Price: $9 general; $7 seniors, students, teachers; $4.50 Film
Streams Members
A documentary about the causes of global poverty will be the springboard for a conversation about efforts to combat poverty in Omaha when
Film Streams and
inCOMMON Community Development collaborate on a special screening of
THE END OF POVERTY? THINK AGAIN.
Presented for one-night-only, the film will screen on Tuesday, June 8, at 7 p.m. at Film Streams’ Ruth Sokolof Theater, 1340 Mike Fahey (formerly Webster) Street.
The End of Poverty? Panel Discussion
Following the film will be a panel discussion on global and local poverty, and efforts underway in Omaha. The discussion will be moderated by
Rev. Dwight L. Ford, Executive Director of
Eastern Nebraska Community Action Partnership (
ENCAP). Panelists will include:
Professor A’Jamal Byndon, Director of
Omaha Table Talk and an adjunct faculty member in the Department of Black Studies at
UNO;
Chris Heuertz, International Executive Director of
Word Made Flesh and author of
Friendship at the Margins: Discovering Mutuality in Service and Mission; and
Annemarie Bailey Fowler, business owner and former Opportunity@Work and Research Coordinator at
Voices for Children in Nebraska.
A daring and thought-provoking documentary,
THE END OF POVERTY? traces the roots of global poverty to policy decisions that have lasted for centuries. Filmed in the slums of Africa and the barrios of Latin America, the film casts a light on the deeper institutional issues surrounding poverty and causing it to proliferate. Actor and activist Martin Sheen narrates
THE END OF POVERTY?, which also features expert insights from: Nobel prize winners in Economics, Amartya Sen and Joseph Stiglitz; acclaimed authors Susan George, Eric Toussaint, John Perkins and Chalmers Johnson; university professors William Easterly and Michael Watts; and government ministers such as Bolivia’s Vice President Alvaro Garcia Linera. It was produced by Cinema Libre Studio in collaboration with the Robert Schalkenbach Foundation.

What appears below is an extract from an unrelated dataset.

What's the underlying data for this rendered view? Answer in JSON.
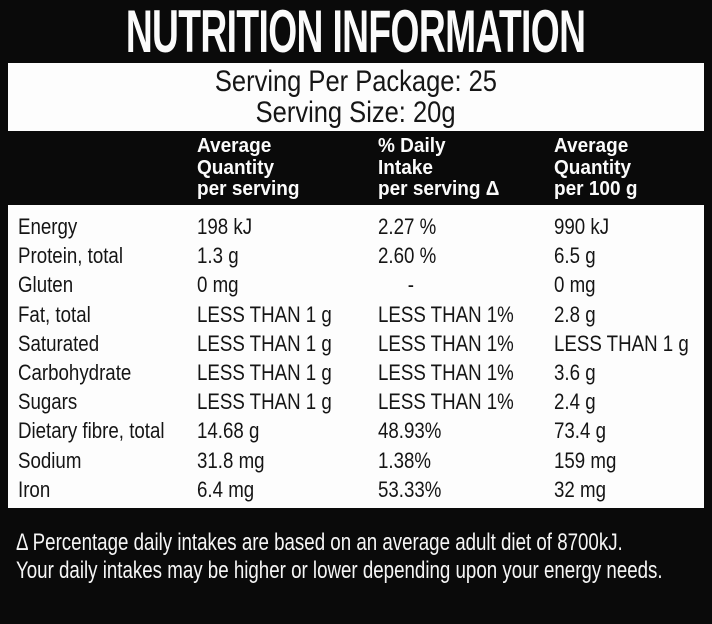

This collaborative film event is part of Film Streams’ Community Development Program, which facilitates partnerships with other nonprofits and community groups on film-related events that speak to their missions and programming. inCOMMON Community Development fights poverty by working with residents to build social capital and improve systemic structures within vulnerable neighborhoods.